Extreme weather events, changes in patterns of precipitation, desertification, changes in agricultural yields, destruction of habitat and species extinction, and increase in the range of disease vectors are some of the expected effects of global warming and the climate change it has ushered in. These effects are felt not only by natural ecosystems, but also in the communities in which we live, the places that we cherish and that enrich our lives.

Environmentalists have been at the forefront in raising our collective awareness of the dangers of global warming and advocating for ways in which we can address one of the greatest challenges of the 21st century. Professionals in the cultural heritage sector are more recent arrivals to the debate on global warming but there is a growing urgency to document the ways climate change affects our historic built environment, and to implement preventive and corrective actions.

On Saturday, November 8, 2008, Frances Anderton, host of KCRW'S DnA: Design and Architecture, moderated a panel of cultural heritage professionals and environmentalists on the ways climate change will impact the historic built environment and how core values of historic preservation—sustainability and reuse of materials—have a significant role to play in addressing this issue.

The event was organized by the Getty Conservation Institute and the Natural Resources Defense Council.

About the Panelists

Frances Anderton, moderator
Frances Anderton is the host of DnA: Design and Architecture, airing monthly on KCRW and KCRW.com.

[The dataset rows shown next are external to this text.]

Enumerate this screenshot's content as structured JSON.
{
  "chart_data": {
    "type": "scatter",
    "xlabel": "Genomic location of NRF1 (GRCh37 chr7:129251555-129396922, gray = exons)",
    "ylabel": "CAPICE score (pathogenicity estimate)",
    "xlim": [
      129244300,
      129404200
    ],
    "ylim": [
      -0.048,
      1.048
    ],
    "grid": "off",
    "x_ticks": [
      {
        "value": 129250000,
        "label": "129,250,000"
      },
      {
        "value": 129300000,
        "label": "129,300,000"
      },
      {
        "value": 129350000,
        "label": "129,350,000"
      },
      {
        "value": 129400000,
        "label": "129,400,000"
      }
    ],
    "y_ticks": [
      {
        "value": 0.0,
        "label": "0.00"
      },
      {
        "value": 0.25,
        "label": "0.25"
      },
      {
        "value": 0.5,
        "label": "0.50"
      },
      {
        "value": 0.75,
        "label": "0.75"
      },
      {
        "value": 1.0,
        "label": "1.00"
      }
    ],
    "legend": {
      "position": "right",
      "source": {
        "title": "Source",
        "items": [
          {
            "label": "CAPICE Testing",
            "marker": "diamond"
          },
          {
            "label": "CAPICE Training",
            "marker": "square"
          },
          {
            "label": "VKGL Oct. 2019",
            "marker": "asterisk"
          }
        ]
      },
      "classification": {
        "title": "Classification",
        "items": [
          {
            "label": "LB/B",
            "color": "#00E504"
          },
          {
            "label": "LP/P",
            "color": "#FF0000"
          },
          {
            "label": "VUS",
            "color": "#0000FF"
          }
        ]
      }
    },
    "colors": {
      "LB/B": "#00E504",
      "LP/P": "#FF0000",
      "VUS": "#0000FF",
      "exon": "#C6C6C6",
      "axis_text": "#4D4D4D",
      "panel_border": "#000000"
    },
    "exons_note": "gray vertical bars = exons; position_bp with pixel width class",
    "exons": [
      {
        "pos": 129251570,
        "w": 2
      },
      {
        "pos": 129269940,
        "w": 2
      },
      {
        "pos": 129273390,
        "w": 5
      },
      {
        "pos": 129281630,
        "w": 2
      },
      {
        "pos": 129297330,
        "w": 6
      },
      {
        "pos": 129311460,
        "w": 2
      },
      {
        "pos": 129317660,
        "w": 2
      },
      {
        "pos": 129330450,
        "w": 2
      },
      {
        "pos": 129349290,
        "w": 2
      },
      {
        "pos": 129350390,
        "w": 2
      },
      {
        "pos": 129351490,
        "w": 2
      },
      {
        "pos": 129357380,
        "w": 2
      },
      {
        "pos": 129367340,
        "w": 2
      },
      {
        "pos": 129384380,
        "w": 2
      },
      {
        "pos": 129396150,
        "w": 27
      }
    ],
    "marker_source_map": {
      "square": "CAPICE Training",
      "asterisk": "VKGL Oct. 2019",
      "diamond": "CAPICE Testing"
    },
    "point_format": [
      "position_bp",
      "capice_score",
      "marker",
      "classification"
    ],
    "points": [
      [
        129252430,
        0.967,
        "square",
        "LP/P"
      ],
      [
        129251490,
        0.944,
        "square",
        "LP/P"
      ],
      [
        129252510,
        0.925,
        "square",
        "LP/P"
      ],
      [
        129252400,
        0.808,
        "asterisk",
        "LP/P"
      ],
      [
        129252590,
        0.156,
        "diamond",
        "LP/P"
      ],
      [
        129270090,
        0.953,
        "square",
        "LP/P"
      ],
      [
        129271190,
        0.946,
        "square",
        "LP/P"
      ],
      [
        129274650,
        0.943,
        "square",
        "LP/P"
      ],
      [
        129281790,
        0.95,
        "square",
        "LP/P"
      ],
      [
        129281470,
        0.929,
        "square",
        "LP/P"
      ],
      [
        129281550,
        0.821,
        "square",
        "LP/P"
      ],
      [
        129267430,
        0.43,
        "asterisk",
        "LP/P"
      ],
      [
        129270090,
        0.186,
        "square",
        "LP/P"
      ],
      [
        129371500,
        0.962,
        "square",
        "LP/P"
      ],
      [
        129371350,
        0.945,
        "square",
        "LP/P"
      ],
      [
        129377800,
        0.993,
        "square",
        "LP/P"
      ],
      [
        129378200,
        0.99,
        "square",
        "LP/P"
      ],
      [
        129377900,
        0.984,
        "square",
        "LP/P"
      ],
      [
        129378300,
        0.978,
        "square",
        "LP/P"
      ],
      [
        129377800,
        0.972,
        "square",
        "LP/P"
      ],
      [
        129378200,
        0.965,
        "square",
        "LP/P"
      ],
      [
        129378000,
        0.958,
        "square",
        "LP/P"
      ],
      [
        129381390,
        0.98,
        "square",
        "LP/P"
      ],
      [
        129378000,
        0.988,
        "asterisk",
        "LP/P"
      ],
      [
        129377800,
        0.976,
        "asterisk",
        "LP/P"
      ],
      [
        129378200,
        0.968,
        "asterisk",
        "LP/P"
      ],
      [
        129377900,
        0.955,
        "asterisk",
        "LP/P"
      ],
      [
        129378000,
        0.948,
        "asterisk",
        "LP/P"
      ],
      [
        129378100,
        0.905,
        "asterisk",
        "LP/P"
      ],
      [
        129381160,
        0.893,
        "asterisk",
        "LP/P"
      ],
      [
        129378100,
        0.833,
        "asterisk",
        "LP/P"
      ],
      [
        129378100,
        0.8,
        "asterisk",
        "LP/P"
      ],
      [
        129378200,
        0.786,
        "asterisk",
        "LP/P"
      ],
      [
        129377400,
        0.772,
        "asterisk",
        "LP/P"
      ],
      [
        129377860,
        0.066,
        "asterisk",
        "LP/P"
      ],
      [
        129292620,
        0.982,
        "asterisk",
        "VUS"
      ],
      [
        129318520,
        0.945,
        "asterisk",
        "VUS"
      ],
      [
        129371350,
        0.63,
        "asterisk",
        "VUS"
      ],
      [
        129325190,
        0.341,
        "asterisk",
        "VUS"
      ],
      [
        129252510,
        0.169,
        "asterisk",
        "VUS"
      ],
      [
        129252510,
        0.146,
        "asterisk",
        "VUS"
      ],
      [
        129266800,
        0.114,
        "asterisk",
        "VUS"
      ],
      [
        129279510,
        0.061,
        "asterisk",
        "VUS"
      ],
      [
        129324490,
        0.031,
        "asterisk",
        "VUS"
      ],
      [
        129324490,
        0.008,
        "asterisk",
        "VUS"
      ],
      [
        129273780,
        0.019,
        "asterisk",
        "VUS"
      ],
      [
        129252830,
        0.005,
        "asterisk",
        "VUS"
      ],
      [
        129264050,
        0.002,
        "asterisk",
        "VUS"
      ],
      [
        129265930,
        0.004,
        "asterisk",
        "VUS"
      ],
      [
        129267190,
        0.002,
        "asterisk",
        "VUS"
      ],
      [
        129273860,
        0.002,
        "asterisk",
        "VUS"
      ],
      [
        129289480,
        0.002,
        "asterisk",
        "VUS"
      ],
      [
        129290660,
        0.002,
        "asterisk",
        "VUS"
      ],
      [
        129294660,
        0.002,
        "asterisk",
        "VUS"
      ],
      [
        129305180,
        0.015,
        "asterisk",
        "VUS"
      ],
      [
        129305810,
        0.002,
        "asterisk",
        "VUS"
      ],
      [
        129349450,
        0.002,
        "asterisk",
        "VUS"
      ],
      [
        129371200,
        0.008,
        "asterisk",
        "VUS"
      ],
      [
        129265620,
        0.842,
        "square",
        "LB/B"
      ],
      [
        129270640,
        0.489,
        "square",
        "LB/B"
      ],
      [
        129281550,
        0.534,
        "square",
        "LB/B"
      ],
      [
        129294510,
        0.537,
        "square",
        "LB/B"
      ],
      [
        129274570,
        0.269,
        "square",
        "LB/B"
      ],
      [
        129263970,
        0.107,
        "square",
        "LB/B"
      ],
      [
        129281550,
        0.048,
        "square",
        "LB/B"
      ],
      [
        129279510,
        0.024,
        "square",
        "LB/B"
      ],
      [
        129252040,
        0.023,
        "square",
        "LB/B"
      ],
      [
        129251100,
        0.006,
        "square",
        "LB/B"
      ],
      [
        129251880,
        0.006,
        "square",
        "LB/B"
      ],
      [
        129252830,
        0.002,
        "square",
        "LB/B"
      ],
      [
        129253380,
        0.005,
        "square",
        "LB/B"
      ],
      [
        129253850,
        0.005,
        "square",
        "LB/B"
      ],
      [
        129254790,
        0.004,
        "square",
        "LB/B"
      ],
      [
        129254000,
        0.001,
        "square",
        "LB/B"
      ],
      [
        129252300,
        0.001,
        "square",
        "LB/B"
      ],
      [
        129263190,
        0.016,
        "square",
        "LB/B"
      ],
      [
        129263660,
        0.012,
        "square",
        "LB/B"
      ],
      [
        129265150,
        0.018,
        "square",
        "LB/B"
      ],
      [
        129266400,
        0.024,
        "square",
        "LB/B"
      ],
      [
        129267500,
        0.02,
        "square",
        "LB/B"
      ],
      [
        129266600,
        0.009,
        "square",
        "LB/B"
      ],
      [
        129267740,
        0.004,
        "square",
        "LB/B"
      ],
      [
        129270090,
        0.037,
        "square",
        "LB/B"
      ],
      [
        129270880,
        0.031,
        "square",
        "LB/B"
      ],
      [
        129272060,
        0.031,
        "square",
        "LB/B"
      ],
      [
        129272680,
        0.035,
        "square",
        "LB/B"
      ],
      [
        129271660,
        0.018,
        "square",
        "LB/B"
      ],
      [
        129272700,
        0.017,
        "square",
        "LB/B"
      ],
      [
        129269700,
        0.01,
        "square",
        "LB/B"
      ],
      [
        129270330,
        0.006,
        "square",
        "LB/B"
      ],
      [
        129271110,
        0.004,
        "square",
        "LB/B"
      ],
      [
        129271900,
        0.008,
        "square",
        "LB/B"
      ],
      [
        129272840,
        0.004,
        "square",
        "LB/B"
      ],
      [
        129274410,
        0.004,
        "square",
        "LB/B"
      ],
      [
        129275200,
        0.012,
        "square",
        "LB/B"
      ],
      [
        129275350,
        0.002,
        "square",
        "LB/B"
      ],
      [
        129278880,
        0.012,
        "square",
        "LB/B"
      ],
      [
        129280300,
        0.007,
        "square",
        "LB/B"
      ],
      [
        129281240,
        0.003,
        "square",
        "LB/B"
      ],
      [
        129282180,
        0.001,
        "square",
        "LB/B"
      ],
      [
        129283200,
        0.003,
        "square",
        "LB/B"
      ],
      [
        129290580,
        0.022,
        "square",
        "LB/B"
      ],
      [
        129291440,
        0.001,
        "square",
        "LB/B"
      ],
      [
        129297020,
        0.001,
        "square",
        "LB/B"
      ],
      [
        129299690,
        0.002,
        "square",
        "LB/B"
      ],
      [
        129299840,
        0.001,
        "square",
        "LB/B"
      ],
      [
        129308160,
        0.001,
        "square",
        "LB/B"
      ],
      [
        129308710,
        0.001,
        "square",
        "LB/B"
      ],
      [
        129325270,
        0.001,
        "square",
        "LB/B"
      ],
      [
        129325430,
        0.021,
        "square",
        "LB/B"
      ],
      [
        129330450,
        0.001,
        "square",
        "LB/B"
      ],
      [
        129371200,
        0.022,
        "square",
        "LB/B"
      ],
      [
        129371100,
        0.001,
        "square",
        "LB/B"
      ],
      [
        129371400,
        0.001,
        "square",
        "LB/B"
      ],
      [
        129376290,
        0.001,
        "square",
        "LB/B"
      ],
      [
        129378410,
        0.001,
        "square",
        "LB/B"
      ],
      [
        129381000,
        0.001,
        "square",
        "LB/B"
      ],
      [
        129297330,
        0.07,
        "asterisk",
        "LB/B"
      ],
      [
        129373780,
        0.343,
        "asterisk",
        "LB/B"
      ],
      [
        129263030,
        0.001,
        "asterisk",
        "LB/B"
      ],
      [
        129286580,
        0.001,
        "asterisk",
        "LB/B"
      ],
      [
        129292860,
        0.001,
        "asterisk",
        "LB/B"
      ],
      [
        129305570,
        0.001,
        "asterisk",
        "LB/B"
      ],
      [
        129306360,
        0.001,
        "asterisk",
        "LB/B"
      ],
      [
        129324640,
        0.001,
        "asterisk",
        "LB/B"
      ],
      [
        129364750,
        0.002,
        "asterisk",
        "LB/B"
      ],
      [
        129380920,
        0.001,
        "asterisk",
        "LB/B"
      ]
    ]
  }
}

She is also a full-time producer of KCRW's national and local current affairs shows, To The Point and Which Way, LA?, both hosted by Warren Olney. Anderton is the L.A. editor for Dwell Magazine and a regular contributor on design and architecture to The New York Times and many other publications.

Ted Bardacke
Ted Bardacke is the green urbanism senior program associate at Global Green USA, where he provides green building technical assistance to affordable housing developers, municipalities, and construction industry professionals and consults on select building projects pursuing LEED certification. Previously he worked as a correspondent in Bangkok and Mexico City for the Financial Times and as coordinator of volunteer construction projects in rural Mexico for the American Friends Service Committee.

Sheryl Carter
Sheryl Carter is a senior policy analyst and co-director of the Natural Resources Defense Council's western energy programs. She plays a leading role in the NRDC's energy project, which promotes the increased development of energy efficiency, renewables, and other environmentally sound and cost-effective energy resources to reduce the public health, environmental, and global warming impacts of our energy production and use. Prior to her employment at NRDC, Carter worked on energy policy and climate change mitigation at the Center for Energy and Environment.

Patrice Frey
Patrice Frey is the director of sustainability research for the National Trust for Historic Preservation. Before joining the National Trust, Frey worked for the City of Goleta, California, coordinating the acquisition and preservation of coastal open space and several community development programs. Her previous work in Washington, D.C., includes time as a staff assistant for two Secretaries of State at the U.S. State Department.

Sarah Staniforth
Sarah Staniforth is the historic properties director at the National Trust in the United Kingdom. She manages the sections that advise properties on archaeology, building conservation, curatorship, conservation of collections, and gardens and parks. Staniforth joined the National Trust in 1985 as Adviser on Paintings Conservation and Environmental Control, and from 2002 to 2004 she was Head Conservator.